Los días se convirtieron en
semanas y yo encerrado. Ya se había convertido en una costumbre, pero como
todos, nuestra vida es limitada, consecuente y temporal. Las que habían sido
tiernas cortezas de hogaza de pan de masa madre se transformaron en arrugas
rancias y placas correosas. La mantequilla se volvió insípida, pero olorosa y
sólida y el suculento y sustancioso jamón se fue endureciendo hasta quedarse
seco. Mi fin estaba cerca, sobre todo después de esa capa de moho verde que me
salía, producto de la vejez, cual alga marina. Alguien me encontraría dentro de
poco para tirarme a la basura, pero no me esperaba que el destino fuese a darme
otro puñetazo, más grande incluso que el anterior.
Resulta que los alumnos de 1ºE,
la gran cárcel donde se encontraba mi celda, y yo dentro a cadena perpetua,
tenían un complejo e importante examen de matemáticas. Como era a quinta hora,
tras el recreo, se quedaron dando un último repaso. Resulta que un tal alumno hambriento
llamado Jorge se puso junto a su compañero, en el pupitre de mi cajonera y,
consecuencia del azar o de un perverso y burlón plan de la vida, bajó su mano
hacia mi rincón y… ¡me encontró! Seguro que tenéis alguna idea de qué alumno se
trataba. ¡Qué malicia y crueldad del destino! Fue entonces que el chico, que no
había si quiera desayunado, fue a desenvolver el papel de plata se encontró con
su bocadillo, preparado con tanto amor, pero envejecido y olvidado.
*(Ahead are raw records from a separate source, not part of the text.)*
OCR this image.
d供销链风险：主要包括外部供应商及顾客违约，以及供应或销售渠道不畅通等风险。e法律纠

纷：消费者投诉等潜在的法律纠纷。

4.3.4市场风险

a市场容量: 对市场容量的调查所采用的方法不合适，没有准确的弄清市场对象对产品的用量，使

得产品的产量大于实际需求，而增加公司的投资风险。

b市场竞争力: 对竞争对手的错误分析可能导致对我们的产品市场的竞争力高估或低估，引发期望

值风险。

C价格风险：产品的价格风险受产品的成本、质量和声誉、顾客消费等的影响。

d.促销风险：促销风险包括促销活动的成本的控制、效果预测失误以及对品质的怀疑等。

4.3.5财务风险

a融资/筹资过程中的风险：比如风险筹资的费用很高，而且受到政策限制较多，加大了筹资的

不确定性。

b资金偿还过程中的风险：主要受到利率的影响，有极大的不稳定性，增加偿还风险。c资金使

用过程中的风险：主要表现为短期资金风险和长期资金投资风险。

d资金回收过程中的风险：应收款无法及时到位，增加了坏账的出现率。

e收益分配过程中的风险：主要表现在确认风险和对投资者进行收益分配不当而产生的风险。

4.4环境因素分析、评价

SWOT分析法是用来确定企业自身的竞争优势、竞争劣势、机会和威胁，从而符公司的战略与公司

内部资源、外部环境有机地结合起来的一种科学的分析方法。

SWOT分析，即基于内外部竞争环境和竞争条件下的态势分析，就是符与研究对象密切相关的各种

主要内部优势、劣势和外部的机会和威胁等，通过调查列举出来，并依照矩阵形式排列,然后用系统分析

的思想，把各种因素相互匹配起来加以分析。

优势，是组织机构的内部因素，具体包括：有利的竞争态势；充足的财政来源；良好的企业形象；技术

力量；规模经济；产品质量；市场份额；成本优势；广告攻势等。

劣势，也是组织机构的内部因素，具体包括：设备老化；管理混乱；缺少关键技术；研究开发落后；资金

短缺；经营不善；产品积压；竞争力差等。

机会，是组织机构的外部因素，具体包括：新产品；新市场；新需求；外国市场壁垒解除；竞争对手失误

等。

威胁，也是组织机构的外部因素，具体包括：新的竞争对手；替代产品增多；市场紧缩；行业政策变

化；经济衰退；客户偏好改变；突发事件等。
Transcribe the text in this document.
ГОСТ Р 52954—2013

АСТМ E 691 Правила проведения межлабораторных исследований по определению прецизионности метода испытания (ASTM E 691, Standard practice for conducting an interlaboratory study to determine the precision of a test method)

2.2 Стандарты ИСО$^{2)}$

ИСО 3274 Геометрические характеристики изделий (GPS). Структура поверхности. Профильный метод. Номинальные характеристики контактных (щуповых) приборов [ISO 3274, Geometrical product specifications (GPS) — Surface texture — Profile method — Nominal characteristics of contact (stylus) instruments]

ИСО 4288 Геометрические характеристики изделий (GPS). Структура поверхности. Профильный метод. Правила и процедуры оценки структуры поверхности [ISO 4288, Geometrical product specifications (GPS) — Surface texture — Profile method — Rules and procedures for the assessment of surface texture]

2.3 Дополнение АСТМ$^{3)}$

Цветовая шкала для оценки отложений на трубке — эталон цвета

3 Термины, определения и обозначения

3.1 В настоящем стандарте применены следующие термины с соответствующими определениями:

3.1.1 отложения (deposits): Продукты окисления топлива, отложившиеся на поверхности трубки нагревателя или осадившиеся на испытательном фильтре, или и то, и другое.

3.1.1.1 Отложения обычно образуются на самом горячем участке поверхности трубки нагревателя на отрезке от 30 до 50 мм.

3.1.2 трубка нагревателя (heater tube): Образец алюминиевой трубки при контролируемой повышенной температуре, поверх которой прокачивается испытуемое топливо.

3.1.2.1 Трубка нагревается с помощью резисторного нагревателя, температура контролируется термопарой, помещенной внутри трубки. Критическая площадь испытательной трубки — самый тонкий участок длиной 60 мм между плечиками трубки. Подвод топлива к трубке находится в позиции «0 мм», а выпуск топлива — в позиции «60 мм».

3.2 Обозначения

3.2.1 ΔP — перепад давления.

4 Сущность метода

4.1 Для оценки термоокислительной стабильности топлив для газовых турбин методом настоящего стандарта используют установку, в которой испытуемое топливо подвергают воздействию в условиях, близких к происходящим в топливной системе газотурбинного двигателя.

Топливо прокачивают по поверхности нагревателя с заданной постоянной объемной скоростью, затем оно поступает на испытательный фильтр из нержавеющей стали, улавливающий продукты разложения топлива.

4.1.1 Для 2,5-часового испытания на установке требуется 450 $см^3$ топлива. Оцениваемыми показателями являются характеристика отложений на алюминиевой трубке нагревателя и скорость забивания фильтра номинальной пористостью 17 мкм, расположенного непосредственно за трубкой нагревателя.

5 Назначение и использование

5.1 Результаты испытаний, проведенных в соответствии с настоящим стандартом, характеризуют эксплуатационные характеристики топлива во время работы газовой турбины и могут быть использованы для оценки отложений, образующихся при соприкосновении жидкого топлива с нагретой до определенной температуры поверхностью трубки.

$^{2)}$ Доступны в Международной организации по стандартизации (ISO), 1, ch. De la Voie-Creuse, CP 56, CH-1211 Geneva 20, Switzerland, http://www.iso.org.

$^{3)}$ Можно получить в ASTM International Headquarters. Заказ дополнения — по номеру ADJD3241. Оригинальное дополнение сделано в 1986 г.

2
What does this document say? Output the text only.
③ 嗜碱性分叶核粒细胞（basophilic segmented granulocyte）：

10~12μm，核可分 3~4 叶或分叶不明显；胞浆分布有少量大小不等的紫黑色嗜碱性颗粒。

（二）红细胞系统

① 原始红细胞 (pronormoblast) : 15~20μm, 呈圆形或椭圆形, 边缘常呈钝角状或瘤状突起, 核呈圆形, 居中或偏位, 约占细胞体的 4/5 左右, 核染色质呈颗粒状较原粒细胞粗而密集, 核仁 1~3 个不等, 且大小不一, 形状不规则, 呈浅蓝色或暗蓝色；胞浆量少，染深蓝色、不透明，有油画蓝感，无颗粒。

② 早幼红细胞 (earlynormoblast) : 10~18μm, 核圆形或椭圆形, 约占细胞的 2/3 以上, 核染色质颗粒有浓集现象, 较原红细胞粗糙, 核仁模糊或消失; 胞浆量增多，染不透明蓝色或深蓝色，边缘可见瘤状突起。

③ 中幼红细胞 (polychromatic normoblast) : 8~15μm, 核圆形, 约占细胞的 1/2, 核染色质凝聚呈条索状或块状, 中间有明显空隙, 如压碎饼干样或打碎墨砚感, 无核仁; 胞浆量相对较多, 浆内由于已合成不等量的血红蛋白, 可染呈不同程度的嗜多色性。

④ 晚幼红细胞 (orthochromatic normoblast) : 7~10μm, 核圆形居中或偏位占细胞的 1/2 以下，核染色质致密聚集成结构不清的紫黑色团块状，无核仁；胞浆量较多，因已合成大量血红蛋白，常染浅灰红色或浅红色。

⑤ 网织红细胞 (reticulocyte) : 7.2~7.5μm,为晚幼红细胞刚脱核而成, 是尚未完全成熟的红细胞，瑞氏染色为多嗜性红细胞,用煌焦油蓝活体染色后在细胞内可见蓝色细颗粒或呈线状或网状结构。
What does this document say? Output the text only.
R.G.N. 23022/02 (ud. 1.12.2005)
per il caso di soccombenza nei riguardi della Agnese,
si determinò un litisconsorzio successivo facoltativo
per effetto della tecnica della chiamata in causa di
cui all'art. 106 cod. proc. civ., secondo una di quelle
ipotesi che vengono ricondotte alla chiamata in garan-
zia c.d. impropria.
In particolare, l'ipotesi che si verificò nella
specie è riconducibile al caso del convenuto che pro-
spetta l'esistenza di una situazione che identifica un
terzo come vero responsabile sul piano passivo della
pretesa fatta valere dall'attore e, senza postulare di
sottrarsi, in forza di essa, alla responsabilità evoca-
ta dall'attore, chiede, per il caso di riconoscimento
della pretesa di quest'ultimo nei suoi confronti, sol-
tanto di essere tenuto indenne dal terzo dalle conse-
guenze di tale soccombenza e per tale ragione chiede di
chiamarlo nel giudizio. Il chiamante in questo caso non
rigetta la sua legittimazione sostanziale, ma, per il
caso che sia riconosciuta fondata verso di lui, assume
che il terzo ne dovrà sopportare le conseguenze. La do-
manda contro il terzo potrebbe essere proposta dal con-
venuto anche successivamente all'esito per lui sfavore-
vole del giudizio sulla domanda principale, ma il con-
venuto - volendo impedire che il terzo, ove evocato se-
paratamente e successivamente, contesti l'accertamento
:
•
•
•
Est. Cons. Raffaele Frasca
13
Jorge a
punto estuvo de pegarme un bocado pero, dolorosamente para él, no tuvo más
remedio que tirarme a la basura, como quien tira a meter un triple.
Así fue el fin de mis días,
triste, cruel, pero también viví mucho, todo un inicio de curso, y asistí a
muchas más clases que esa clase de bocatas jóvenes que duran una mañana, como
yo estaba predestinado a durar. Y es que nunca nos ponemos en la piel de un
bocadillo para ver lo que experimenta y siente, ¿verdad? Y si os dijese que he
sobrevivido un intenso inicio entero de curso, ¿me creeríais? Pues esta es mi
historia, la del bocata del estudiante.